An upper-interval covers the upper x% of the probability mass and can be defined as an interval from $(y, \infty)$, where $y$ acts as a lower-bound. A visual is shown below for an upper 90% confidence interval.
#make some points for plot
N = 5
x = np.linspace(-5,5, 1000)
T = ss.t.ppf(0.10, df=N-1)
y = ss.t.pdf(x, df=N-1)
plt.plot(x,y)
plt.fill_between(x, y, where= x > T)
plt.text(0,np.max(y) / 3, 'Area=0.90', fontdict={'size':14}, horizontalalignment='center')
plt.axvline(T, linestyle='--', color='orange')
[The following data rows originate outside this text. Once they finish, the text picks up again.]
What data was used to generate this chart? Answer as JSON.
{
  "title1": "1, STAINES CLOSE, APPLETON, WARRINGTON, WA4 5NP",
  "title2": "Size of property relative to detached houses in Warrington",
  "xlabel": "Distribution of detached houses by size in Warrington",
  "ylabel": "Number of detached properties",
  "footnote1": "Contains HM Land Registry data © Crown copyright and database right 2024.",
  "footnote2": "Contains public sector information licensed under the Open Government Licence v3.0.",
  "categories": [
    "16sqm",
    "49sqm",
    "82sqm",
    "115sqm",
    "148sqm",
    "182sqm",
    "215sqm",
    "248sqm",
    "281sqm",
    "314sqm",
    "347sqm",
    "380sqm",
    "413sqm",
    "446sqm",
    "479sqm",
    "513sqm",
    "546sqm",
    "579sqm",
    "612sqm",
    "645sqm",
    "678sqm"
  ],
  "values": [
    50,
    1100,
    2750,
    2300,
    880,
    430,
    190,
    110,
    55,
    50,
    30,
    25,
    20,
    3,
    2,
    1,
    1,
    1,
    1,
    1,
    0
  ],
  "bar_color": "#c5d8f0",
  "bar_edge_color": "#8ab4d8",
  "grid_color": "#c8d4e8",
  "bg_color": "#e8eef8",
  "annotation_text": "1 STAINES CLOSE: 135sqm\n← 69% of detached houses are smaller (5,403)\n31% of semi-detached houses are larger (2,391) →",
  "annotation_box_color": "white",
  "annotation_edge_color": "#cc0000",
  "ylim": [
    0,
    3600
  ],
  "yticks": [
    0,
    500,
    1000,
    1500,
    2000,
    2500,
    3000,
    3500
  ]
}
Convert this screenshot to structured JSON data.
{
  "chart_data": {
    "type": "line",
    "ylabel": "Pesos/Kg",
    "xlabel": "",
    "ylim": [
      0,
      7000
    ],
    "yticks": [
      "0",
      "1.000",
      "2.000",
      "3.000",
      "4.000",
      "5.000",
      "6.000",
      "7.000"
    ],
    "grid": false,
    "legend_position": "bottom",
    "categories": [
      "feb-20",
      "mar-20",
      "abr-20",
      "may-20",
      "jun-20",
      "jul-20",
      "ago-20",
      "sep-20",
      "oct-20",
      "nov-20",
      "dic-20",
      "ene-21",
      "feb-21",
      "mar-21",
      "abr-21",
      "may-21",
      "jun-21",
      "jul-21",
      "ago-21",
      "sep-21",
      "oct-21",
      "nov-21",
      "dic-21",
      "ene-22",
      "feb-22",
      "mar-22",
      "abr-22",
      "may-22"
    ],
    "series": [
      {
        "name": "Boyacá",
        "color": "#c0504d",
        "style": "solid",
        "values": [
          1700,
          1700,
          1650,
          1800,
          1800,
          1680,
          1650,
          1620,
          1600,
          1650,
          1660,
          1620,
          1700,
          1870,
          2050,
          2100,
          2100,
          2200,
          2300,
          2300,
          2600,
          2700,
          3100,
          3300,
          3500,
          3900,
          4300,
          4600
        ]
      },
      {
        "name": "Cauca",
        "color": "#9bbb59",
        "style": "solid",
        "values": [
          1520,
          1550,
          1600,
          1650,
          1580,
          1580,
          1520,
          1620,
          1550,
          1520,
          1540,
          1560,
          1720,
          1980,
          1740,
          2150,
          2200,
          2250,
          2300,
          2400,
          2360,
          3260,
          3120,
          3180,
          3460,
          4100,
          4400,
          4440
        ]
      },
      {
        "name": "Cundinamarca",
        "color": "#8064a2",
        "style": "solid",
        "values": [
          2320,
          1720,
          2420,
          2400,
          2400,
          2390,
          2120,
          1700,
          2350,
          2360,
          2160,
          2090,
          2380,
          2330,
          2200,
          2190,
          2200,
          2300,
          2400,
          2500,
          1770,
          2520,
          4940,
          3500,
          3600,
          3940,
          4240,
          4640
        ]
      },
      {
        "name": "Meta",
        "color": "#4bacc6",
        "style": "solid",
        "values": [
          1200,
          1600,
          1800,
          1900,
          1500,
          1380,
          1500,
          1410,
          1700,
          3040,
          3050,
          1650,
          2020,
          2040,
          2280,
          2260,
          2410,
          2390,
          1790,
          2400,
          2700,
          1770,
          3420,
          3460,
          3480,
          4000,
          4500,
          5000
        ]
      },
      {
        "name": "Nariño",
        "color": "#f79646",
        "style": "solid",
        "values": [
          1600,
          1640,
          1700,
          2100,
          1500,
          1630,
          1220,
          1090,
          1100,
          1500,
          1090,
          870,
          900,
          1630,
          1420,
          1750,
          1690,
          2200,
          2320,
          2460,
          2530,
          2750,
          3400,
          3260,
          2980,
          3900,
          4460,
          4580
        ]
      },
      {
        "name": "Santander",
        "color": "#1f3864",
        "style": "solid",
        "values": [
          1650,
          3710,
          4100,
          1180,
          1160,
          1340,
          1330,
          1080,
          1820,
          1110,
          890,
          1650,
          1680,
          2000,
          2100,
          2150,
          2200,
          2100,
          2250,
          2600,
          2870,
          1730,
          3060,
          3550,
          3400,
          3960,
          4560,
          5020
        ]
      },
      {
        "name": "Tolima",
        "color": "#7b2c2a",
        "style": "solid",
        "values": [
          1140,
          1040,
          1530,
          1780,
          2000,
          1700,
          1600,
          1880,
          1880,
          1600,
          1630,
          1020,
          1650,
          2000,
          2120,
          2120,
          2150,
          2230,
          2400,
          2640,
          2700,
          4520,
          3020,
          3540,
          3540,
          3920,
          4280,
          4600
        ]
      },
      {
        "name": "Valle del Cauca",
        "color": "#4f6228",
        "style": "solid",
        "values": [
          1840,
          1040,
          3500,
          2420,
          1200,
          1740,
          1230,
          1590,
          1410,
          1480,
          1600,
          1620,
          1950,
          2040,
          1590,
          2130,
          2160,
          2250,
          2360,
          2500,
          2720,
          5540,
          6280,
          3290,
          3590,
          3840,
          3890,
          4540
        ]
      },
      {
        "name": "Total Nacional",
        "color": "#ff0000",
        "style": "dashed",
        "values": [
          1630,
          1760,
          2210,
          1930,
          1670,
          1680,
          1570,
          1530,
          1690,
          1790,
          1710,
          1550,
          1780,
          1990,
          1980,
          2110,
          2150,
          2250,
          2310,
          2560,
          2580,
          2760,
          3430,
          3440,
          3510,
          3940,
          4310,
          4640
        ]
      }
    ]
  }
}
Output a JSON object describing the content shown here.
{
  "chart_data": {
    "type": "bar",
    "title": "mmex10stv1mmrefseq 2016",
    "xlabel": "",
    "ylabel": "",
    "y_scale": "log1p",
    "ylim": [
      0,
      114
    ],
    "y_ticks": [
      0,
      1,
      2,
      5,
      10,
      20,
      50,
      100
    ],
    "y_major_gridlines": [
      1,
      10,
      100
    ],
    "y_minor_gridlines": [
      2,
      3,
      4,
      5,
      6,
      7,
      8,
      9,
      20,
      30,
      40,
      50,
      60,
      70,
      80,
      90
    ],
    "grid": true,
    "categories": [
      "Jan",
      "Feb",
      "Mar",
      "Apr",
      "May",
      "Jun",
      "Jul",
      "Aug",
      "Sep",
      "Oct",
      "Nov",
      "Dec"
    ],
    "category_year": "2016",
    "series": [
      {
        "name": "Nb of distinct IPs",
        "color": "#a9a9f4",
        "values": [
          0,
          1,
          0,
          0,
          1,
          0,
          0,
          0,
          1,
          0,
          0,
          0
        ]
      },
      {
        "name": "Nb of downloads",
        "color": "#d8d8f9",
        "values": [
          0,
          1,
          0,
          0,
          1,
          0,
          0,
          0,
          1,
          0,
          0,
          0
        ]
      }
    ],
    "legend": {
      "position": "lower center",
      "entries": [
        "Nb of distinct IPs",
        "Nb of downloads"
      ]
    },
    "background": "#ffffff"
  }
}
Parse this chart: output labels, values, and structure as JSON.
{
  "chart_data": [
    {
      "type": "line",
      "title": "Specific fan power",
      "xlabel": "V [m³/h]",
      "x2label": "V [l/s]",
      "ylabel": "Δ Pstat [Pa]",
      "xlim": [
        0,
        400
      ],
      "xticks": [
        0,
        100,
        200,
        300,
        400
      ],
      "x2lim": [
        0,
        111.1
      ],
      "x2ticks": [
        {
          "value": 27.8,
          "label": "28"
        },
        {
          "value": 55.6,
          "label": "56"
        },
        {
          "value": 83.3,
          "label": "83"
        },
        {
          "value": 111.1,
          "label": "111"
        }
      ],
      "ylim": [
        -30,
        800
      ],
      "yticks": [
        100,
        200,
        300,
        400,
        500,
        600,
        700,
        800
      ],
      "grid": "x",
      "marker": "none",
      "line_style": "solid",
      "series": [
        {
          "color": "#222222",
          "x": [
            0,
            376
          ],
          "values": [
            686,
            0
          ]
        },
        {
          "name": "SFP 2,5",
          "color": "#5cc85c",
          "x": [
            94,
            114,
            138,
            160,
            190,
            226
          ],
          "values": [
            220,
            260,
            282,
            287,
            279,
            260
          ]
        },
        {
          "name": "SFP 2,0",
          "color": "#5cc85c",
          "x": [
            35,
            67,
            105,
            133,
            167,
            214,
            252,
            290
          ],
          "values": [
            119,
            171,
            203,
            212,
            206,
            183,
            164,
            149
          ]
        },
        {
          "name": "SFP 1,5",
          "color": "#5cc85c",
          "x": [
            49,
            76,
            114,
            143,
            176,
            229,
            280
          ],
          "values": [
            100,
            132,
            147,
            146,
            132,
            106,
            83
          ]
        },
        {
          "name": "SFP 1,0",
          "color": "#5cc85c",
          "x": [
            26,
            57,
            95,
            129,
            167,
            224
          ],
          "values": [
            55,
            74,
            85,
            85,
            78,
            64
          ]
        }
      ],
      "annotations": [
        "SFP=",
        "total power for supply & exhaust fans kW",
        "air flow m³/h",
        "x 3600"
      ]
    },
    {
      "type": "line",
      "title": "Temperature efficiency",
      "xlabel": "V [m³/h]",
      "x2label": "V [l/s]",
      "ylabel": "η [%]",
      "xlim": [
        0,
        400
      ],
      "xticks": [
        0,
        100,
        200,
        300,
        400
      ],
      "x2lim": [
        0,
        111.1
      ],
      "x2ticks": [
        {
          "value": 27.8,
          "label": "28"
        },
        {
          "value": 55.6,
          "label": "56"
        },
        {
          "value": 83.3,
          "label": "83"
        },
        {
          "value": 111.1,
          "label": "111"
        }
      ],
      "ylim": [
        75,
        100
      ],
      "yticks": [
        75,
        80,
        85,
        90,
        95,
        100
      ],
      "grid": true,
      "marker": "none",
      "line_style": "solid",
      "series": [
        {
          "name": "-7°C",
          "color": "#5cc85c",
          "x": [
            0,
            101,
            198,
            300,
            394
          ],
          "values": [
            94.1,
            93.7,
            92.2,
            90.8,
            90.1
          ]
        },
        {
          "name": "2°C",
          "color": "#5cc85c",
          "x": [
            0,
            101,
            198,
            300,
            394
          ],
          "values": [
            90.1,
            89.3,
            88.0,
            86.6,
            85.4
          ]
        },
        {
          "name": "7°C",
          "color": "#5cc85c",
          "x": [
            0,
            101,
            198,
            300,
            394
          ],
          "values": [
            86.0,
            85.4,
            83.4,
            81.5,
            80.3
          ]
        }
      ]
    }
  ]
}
plt.xticks([T], ['lower-bound'])
plt.yticks([])
plt.ylabel(r'$p(\mu - \bar{x})$')
plt.xlabel(r'$\mu - \bar{x}$')
plt.show()
A lower interval covers the lower x% of probability mass. It is defined with an upper bound like so: $(-\infty, y)$. An example is below:
#make some points for plot
N = 5
x = np.linspace(-5,5, 1000)
T = ss.t.ppf(0.90, df=N-1)
y = ss.t.pdf(x, df=N-1)
plt.plot(x,y)
plt.fill_between(x, y, where= x < T)
plt.text(0,np.max(y) / 3, 'Area=0.90', fontdict={'size':14}, horizontalalignment='center')
plt.axvline(T, linestyle='--', color='orange')
plt.xticks([T], ['upper-bound'])
plt.yticks([])
plt.ylabel(r'$p(\mu - \bar{x})$')
plt.xlabel(r'$\mu - \bar{x}$')
plt.show()